There are two issues with above:
1) ldconfig is in /sbin
2) this triggers definition automatically creates additional dependency for /bin/sh because ldconfig will be executed in script:

---
#!/bin/sh
/usr/sbin/ldconfig
---

New proposed triggers definition fixing above issues:

%transfiletriggerin -P 2000000 -- /lib /usr/lib /lib64 /usr/lib64 /etc/ld.so.conf.d -p /sbin/ldconfig

%transfiletriggerpostun -P 2000000 -- /lib /usr/lib /lib64 /usr/lib64 /etc/ld.so.conf.d -p /sbin/ldconfig

This will generate empty script with /sbin/ldconfig as the interpreter in script:

---
#!/sbin/ldconfig
---

In exactly that way ldconfig is executed in +98% of all currently used %post/%postun scriptlets and there is no any reasons why it should be executed over additional /bin/sh.

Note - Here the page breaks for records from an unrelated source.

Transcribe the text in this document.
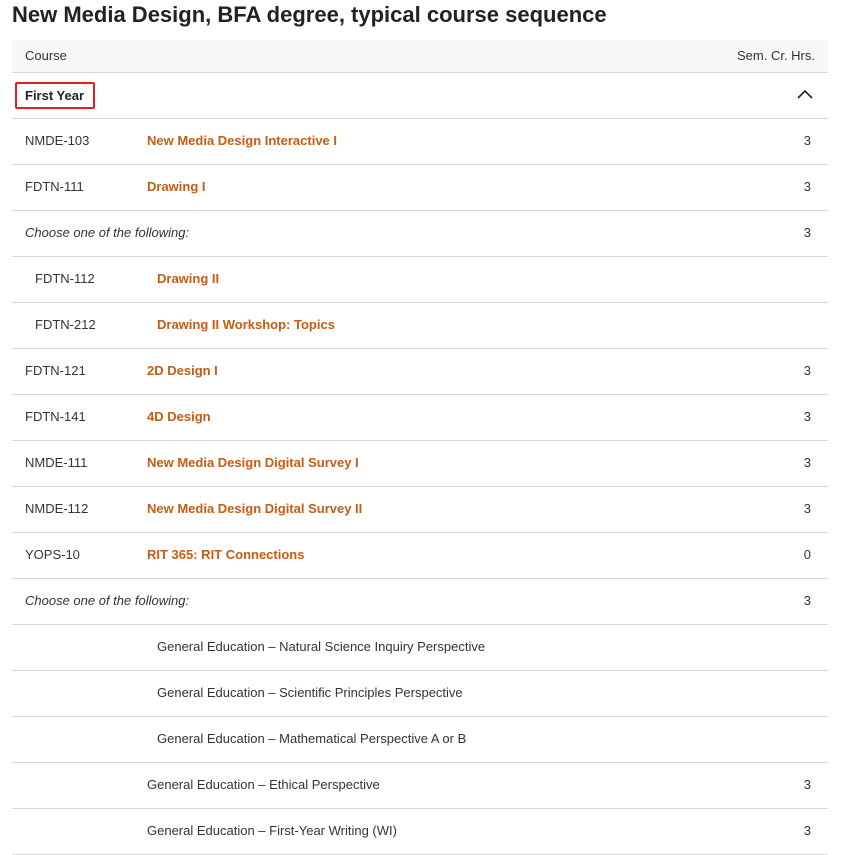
New Media Design, BFA degree, typical course sequence
Course	Sem. Cr. Hrs.
First Year
NMDE-103	New Media Design Interactive I	3
FDTN-111	Drawing I	3
Choose one of the following:	3
FDTN-112	Drawing II
FDTN-212	Drawing II Workshop: Topics
FDTN-121	2D Design I	3
FDTN-141	4D Design	3
NMDE-111	New Media Design Digital Survey I	3
NMDE-112	New Media Design Digital Survey II	3
YOPS-10	RIT 365: RIT Connections	0
Choose one of the following:	3
General Education – Natural Science Inquiry Perspective
General Education – Scientific Principles Perspective
General Education – Mathematical Perspective A or B
General Education – Ethical Perspective	3
General Education – First-Year Writing (WI)	3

(In reply to Carlos O'Donell from comment #32)
> Again, in summary, with the next actions as I see it:
> 
> [fedora packaging guidelines]:
> - Document in fedora packaging guidelines that you need to provide your DSO
> symlink. In addition document that you need an additional ldconfig if you
> add custom search paths via /etc/ld.so.conf*.
> 

Umm, why?

> [rpm]:
> - Add %_missing_dso_links_terminate_build option to RPM and enforce it at
> the rpm build level, and turn this on immediately in rawhide and fix the
> failures.
> 

Again, why?

> [glibc]:
> - The glibc package switches to using %trans and calling ldconfig at the end
> of a transaction for changes in the /lib* directories.
> 

This is fine with me here.

> [packing work]:
> - All packages currently using custom ld.so search paths via
> /etc/ld.so.conf* would continue to use this method and continue to call
> ldconfig as required.

Uhh, no? Why can't we just have a file trigger to handle this correctly?

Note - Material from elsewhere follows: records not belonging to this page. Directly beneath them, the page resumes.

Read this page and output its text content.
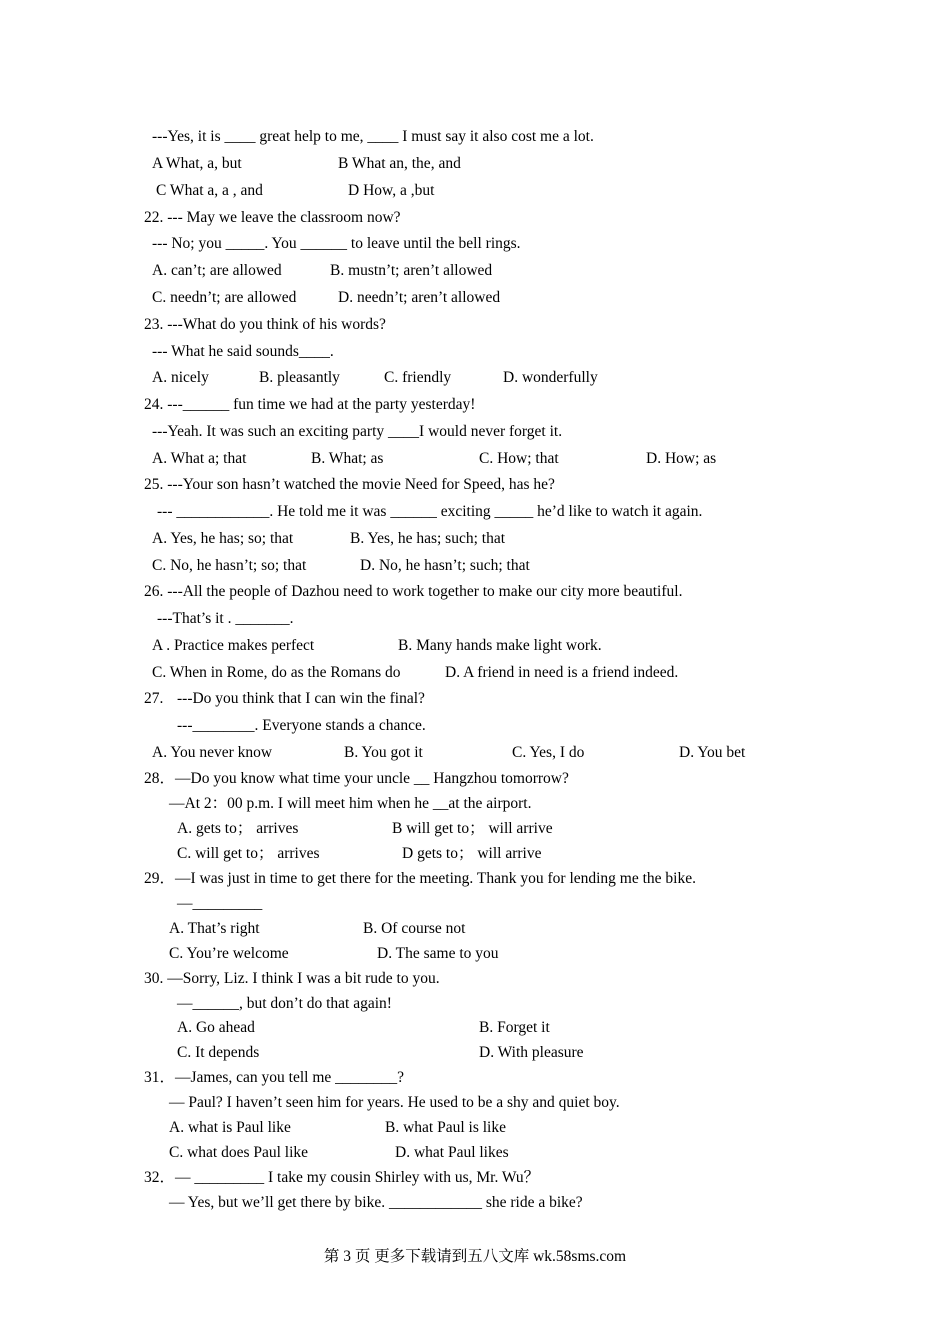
---Yes, it is ____ great help to me, ____ I must say it also cost me a lot.
A What, a, but	B What an, the, and
C What a, a , and	D How, a ,but
22. --- May we leave the classroom now?
--- No; you _____. You ______ to leave until the bell rings.
A. can’t; are allowed	B. mustn’t; aren’t allowed
C. needn’t; are allowed	D. needn’t; aren’t allowed
23. ---What do you think of his words?
--- What he said sounds____.
A. nicely	B. pleasantly	C. friendly	D. wonderfully
24. ---______ fun time we had at the party yesterday!
---Yeah. It was such an exciting party ____I would never forget it.
A. What a; that	B. What; as	C. How; that	D. How; as
25. ---Your son hasn’t watched the movie Need for Speed, has he?
--- ____________. He told me it was ______ exciting _____ he’d like to watch it again.
A. Yes, he has; so; that	B. Yes, he has; such; that
C. No, he hasn’t; so; that	D. No, he hasn’t; such; that
26. ---All the people of Dazhou need to work together to make our city more beautiful.
---That’s it . _______.
A . Practice makes perfect	B. Many hands make light work.
C. When in Rome, do as the Romans do	D. A friend in need is a friend indeed.
27. ---Do you think that I can win the final?
---________. Everyone stands a chance.
A. You never know	B. You got it	C. Yes, I do	D. You bet
28．—Do you know what time your uncle __ Hangzhou tomorrow?
—At 2：00 p.m. I will meet him when he __at the airport.
A. gets to； arrives	B will get to； will arrive
C. will get to； arrives	D gets to； will arrive
29．—I was just in time to get there for the meeting. Thank you for lending me the bike.
—_________
A. That’s right	B. Of course not
C. You’re welcome	D. The same to you
30. —Sorry, Liz. I think I was a bit rude to you.
—______, but don’t do that again!
A. Go ahead	B. Forget it
C. It depends	D. With pleasure
31．—James, can you tell me ________?
— Paul? I haven’t seen him for years. He used to be a shy and quiet boy.
A. what is Paul like	B. what Paul is like
C. what does Paul like	D. what Paul likes
32．— _________ I take my cousin Shirley with us, Mr. Wu？
— Yes, but we’ll get there by bike. ____________ she ride a bike?
第 3 页 更多下载请到五八文库 wk.58sms.com
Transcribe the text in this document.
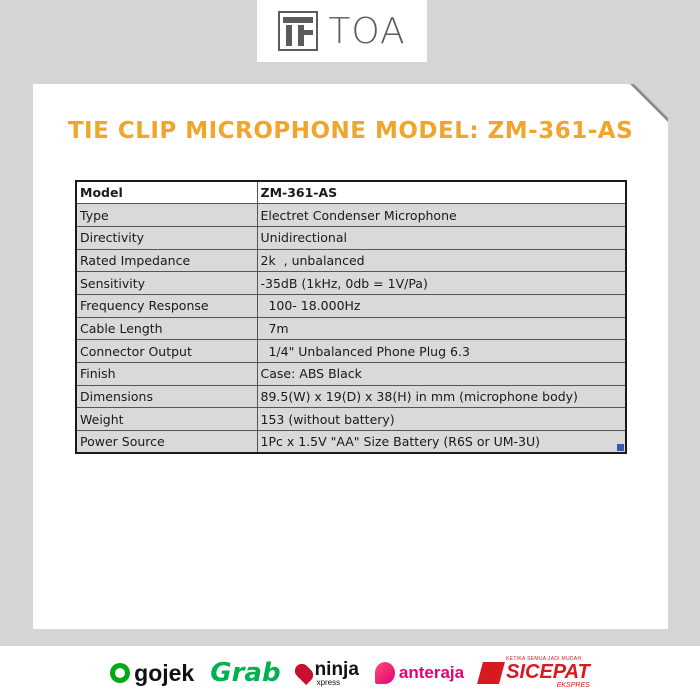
TOA
TIE CLIP MICROPHONE MODEL: ZM-361-AS
Model	ZM-361-AS
Type	Electret Condenser Microphone
Directivity	Unidirectional
Rated Impedance	2k  , unbalanced
Sensitivity	-35dB (1kHz, 0db = 1V/Pa)
Frequency Response	100- 18.000Hz
Cable Length	7m
Connector Output	1/4" Unbalanced Phone Plug 6.3
Finish	Case: ABS Black
Dimensions	89.5(W) x 19(D) x 38(H) in mm (microphone body)
Weight	153 (without battery)
Power Source	1Pc x 1.5V "AA" Size Battery (R6S or UM-3U)
gojek Grab ninja
xpress	anteraja
KETIKA SEMUA JADI MUDAH
SICEPAT
EKSPRES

> - All other packages that don't have custom ld.so search paths would remove
> their ldconfig calls. Mass file bugs for this issue to get it fixed.
> 

This I agree with.

> We need a robust way to prevent difficult to debug scenarios from creeping
> into our package management systems and any optimizations we introduce need
> to be bulletproof and as good as we can make them. Nobody trusts an OS that
> sometimes breaks your binary during an upgrade.

I have a terrible feeling you're overthinking this...

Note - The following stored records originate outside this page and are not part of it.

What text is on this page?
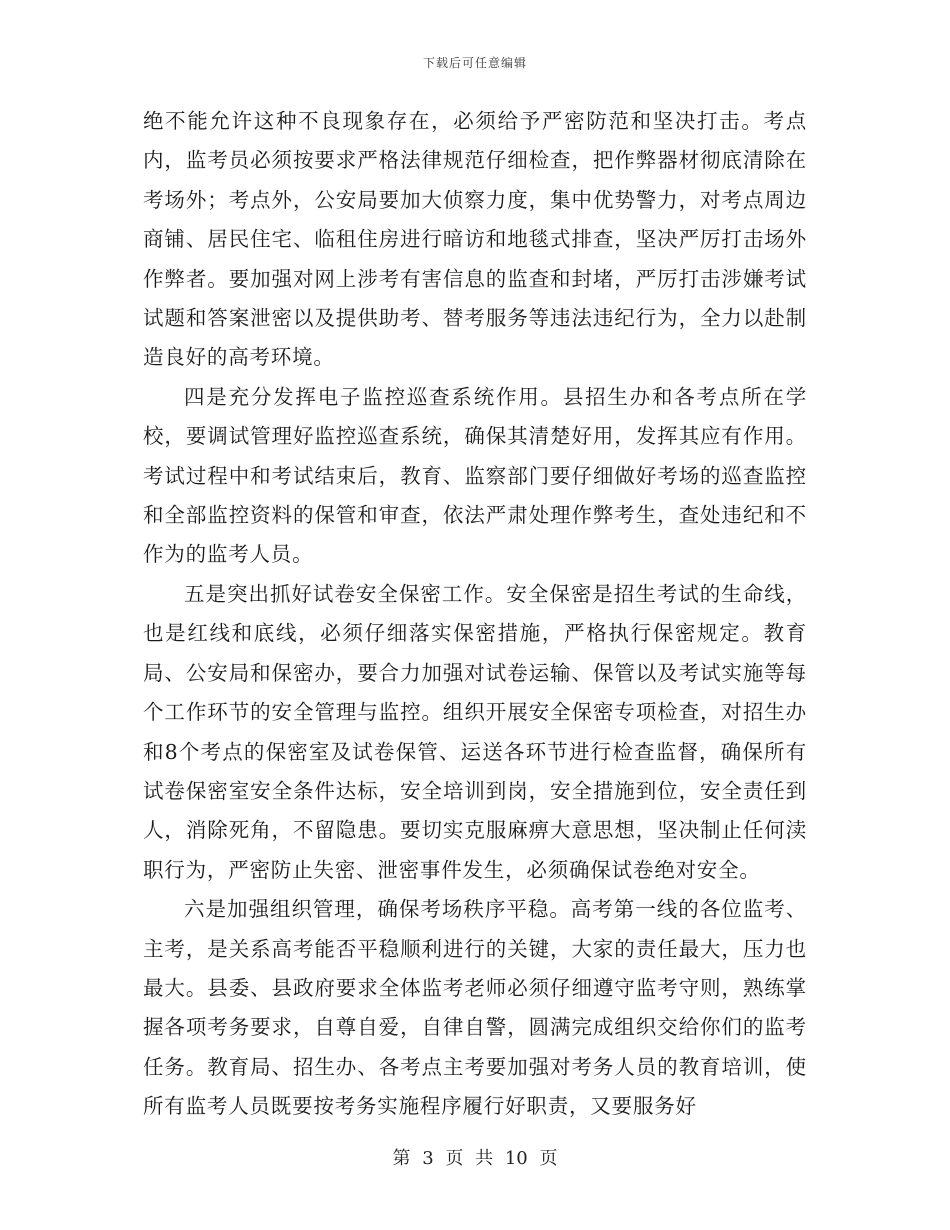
下载后可任意编辑

绝不能允许这种不良现象存在，必须给予严密防范和坚决打击。考点内，监考员必须按要求严格法律规范仔细检查，把作弊器材彻底清除在考场外；考点外，公安局要加大侦察力度，集中优势警力，对考点周边商铺、居民住宅、临租住房进行暗访和地毯式排查，坚决严厉打击场外作弊者。要加强对网上涉考有害信息的监查和封堵，严厉打击涉嫌考试试题和答案泄密以及提供助考、替考服务等违法违纪行为，全力以赴制造良好的高考环境。

四是充分发挥电子监控巡查系统作用。县招生办和各考点所在学校，要调试管理好监控巡查系统，确保其清楚好用，发挥其应有作用。考试过程中和考试结束后，教育、监察部门要仔细做好考场的巡查监控和全部监控资料的保管和审查，依法严肃处理作弊考生，查处违纪和不作为的监考人员。

五是突出抓好试卷安全保密工作。安全保密是招生考试的生命线，也是红线和底线，必须仔细落实保密措施，严格执行保密规定。教育局、公安局和保密办，要合力加强对试卷运输、保管以及考试实施等每个工作环节的安全管理与监控。组织开展安全保密专项检查，对招生办和8个考点的保密室及试卷保管、运送各环节进行检查监督，确保所有试卷保密室安全条件达标，安全培训到岗，安全措施到位，安全责任到人，消除死角，不留隐患。要切实克服麻痹大意思想，坚决制止任何渎职行为，严密防止失密、泄密事件发生，必须确保试卷绝对安全。

六是加强组织管理，确保考场秩序平稳。高考第一线的各位监考、主考，是关系高考能否平稳顺利进行的关键，大家的责任最大，压力也最大。县委、县政府要求全体监考老师必须仔细遵守监考守则，熟练掌握各项考务要求，自尊自爱，自律自警，圆满完成组织交给你们的监考任务。教育局、招生办、各考点主考要加强对考务人员的教育培训，使所有监考人员既要按考务实施程序履行好职责，又要服务好

第 3 页 共 10 页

I have observed in several Linux distributions (including one that I am involved with, Mageia), where only the following file triggers are needed to deal with all cases except for the PathPostfixes thing (we don't use that in Mageia):


> %filetriggerin -p /sbin/ldconfig -P 2000000 -- /etc/ld.so.conf.d

> %filetriggerun -p /sbin/ldconfig -P 2000000 -- /etc/ld.so.conf.d

> %transfiletriggerin -p /sbin/ldconfig -P 2000000 -- /lib /usr/lib /lib64 /usr/lib64

> %transfiletriggerpostun -p /sbin/ldconfig -P 2000000 -- /lib /usr/lib /lib64 /usr/lib64


Can anyone explain to me why this doesn't work?

I'm not against the idea of shipping portions of the ldconfig cache in packages (it would make things way nicer for stateless Linux deployments and things like that. But that's a hell of a lot more work than just moving to file triggers. And as a distribution, we're really bad about making mass changes like this.

The file triggers approach is way easier to implement because we can just tell everyone that they can delete the ldconfig runs for Fedora and EPEL8 (whenever EPEL8 becomes a thing).

> except for the PathPostfixes thing (we don't use that in Mageia):

And as it occurs to me, my proposed file triggers should work for PathPostfix libraries, too.

I've been reminded that this is still a problem, and I'm seriously annoyed at the lack of response from you guys in months.

Carlos, can you *please* respond?

I started a discussion on the devel list: https://lists.fedoraproject.org/archives/list/devel@lists.fedoraproject.org/thread/DVBZI2UJRHI5GVMJXIQNLHK4TUFS5ZM2/

File triggers have been implemented.